Toggle ✎ Edit to edit the markdown, then Save (⌘S) writes it back to .conductor/notes/. Toggle back to Preview to use the interactive elements below.

Interactive elements

▶ Run — shell code fences

Any fenced code block tagged as a shell language gets a ▶ Run button (and a ⧉ Copy button):

```bash
pnpm install && pnpm dev
```

Recognised languages: bash, sh, shell, zsh, console, terminal, or no language. Run sends the command to the project's terminal — it reuses an existing terminal pane for that project if there is one, otherwise it opens a new terminal tab.
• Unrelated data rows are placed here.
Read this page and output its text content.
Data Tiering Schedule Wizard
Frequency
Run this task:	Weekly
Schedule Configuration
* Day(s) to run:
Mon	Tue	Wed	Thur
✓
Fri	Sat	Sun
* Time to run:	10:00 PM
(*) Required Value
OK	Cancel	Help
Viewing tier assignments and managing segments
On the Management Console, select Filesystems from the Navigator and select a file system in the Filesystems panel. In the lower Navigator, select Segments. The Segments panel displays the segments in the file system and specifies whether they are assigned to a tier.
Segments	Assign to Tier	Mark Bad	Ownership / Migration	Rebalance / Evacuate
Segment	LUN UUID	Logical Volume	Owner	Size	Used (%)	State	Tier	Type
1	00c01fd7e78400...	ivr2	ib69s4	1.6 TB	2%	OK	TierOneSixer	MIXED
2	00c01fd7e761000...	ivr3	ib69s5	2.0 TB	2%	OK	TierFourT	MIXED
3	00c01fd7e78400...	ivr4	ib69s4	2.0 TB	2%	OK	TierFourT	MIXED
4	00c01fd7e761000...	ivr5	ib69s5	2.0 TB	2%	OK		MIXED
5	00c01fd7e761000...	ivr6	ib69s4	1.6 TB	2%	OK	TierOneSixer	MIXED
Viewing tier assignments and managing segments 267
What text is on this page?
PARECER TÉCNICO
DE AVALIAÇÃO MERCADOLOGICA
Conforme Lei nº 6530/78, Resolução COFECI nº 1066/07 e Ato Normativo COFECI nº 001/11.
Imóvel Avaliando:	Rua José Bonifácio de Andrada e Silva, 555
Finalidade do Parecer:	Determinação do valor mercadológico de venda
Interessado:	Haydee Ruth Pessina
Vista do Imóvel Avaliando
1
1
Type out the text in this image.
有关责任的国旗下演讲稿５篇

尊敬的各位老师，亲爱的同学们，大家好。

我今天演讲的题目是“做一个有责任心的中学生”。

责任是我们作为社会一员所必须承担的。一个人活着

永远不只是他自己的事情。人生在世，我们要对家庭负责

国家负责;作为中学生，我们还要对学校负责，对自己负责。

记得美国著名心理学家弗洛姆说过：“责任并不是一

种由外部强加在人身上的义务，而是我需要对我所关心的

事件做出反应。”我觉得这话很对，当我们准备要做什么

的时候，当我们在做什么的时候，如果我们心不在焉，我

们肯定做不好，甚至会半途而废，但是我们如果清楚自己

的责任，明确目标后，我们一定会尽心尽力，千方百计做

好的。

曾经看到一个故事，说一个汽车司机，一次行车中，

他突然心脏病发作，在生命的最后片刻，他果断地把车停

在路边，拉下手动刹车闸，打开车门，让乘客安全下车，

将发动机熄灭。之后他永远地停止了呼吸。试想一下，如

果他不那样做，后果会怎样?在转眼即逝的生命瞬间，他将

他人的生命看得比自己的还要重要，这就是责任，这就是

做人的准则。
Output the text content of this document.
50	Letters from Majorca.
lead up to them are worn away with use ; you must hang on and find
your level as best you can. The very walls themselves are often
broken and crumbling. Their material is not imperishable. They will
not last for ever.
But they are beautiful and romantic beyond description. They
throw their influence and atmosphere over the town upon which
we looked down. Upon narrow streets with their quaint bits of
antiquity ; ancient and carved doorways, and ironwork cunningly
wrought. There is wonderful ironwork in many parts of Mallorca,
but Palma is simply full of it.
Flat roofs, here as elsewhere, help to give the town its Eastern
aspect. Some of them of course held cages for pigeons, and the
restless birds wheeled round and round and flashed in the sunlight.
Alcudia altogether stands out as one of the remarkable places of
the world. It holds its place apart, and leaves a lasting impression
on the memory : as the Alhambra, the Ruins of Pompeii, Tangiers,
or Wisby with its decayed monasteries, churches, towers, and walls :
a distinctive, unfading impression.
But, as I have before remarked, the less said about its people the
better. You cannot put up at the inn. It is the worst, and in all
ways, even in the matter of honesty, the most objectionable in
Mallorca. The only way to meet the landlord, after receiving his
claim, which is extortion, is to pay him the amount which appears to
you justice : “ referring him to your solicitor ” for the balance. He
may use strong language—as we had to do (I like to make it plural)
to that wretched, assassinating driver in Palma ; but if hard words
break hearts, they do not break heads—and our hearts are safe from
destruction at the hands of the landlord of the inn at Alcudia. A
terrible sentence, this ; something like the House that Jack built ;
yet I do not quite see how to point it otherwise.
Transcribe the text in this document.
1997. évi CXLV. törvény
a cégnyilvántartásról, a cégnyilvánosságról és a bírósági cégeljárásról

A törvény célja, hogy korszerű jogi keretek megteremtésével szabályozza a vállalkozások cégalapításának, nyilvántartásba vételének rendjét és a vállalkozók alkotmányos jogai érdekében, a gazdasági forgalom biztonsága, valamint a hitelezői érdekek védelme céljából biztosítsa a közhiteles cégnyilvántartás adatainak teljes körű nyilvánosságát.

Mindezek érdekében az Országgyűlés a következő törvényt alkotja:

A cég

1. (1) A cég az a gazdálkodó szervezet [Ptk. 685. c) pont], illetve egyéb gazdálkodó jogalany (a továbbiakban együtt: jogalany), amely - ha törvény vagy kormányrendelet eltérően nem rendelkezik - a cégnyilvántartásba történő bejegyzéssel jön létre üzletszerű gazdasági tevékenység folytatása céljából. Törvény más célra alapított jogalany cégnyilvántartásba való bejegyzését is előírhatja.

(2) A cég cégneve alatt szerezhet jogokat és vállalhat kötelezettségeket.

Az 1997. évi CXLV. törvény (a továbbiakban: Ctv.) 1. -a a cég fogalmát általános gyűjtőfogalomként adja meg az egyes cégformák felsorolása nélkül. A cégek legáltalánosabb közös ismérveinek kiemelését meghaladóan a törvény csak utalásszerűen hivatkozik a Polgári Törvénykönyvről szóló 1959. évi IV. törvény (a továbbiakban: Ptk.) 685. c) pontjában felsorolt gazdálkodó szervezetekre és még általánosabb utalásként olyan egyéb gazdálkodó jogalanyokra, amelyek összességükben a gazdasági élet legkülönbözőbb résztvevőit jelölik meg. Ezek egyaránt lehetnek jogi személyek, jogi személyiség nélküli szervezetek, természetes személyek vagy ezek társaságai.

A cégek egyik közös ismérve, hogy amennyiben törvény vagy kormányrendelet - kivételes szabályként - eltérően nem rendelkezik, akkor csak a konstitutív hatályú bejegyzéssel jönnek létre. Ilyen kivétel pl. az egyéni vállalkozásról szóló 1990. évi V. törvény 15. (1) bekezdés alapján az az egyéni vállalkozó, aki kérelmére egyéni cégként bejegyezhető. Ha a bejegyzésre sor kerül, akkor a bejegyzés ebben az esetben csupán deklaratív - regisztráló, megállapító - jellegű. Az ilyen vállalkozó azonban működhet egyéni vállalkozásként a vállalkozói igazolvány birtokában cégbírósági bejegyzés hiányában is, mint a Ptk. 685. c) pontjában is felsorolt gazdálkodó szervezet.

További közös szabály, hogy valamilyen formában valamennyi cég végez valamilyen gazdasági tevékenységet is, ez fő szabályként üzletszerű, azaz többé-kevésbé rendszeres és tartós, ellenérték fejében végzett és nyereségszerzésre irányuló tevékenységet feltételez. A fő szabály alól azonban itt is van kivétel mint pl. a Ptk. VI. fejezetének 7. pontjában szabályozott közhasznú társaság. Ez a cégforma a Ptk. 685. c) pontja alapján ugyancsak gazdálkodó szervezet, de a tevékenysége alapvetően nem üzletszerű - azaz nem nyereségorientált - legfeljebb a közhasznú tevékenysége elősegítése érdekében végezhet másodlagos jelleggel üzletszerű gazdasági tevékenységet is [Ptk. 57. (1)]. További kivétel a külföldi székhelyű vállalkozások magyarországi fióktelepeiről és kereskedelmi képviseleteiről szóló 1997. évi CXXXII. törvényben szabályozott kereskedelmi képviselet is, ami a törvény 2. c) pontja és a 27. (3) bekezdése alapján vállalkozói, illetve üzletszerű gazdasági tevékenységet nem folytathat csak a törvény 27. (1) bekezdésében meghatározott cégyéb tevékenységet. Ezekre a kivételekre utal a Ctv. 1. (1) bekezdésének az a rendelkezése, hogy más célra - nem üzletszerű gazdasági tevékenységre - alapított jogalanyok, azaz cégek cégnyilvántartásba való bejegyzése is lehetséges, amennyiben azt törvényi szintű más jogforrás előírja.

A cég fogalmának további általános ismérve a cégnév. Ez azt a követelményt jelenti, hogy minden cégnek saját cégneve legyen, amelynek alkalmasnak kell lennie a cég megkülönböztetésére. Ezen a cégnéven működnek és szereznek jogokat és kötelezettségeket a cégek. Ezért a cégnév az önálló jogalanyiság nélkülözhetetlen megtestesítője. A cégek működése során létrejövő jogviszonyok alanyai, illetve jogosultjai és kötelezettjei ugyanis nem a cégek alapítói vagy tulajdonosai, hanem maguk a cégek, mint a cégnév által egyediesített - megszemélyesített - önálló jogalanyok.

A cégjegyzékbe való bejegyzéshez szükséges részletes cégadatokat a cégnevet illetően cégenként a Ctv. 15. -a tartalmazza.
Other languages (e.g. js, python) render normally with a Copy button but no Run.

[[file]] — open a file in the editor

Obsidian-style links open a file in the inline Monaco editor:

- [[src/App.svelte]]                  → opens that file
- [[src/App.svelte|App.svelte]]       → custom link label
- [[/Users/me/notes.txt]]             → absolute path

Relative paths resolve against the project root. Links are shown with a 📄 marker.

🤖 Send to Elyra

When the Elyra CLI is installed, each shell block also shows a 🤖 Elyra button. It opens an agent panel with the snippet pre-filled in the composer, so you can add a question ("what does this do?", "make this safer", …) and send. Conductor just hands Elyra the text — the reasoning happens in Elyra.

[[task:name]] — run a discovered task

Run a project task (from package.json, composer.json, Makefile, or justfile) as a clickable chip:

[[task:dev]]  ·  [[task:build|Build it]]

The name is matched against discovered tasks; the task's command runs in the project's terminal. If no task matches, the text after task: is run literally, so [[task:npm test]] also works as an ad-hoc command.

Example

# Onboarding

## Setup
```bash
pnpm install
```

## Run the app
[[task:dev]]

## Key files
- [[src/App.svelte|Main UI]]
- [[README.md]]

Verify — living runbooks

Documentation rots silently. The ✓ Verify button runs every runnable step headless (in your login shell, with a per-step timeout) and flags the ones that no longer work — per-step badges (✓ / ✗ exit code / timeout), the failing step's output inline, and a freshness banner (“Verified 2h ago — all 4 steps green”) backed by a sidecar .verify.json next to the runbook, so it survives restarts.

Steps that are meant to run forever (dev servers) opt out by tagging the fence:

```bash no-verify
pnpm dev
```

A failing step gets its own ⚡ Fix button that hands the command and output to an Elyra agent. Verification runs each step via the run_step Tauri command.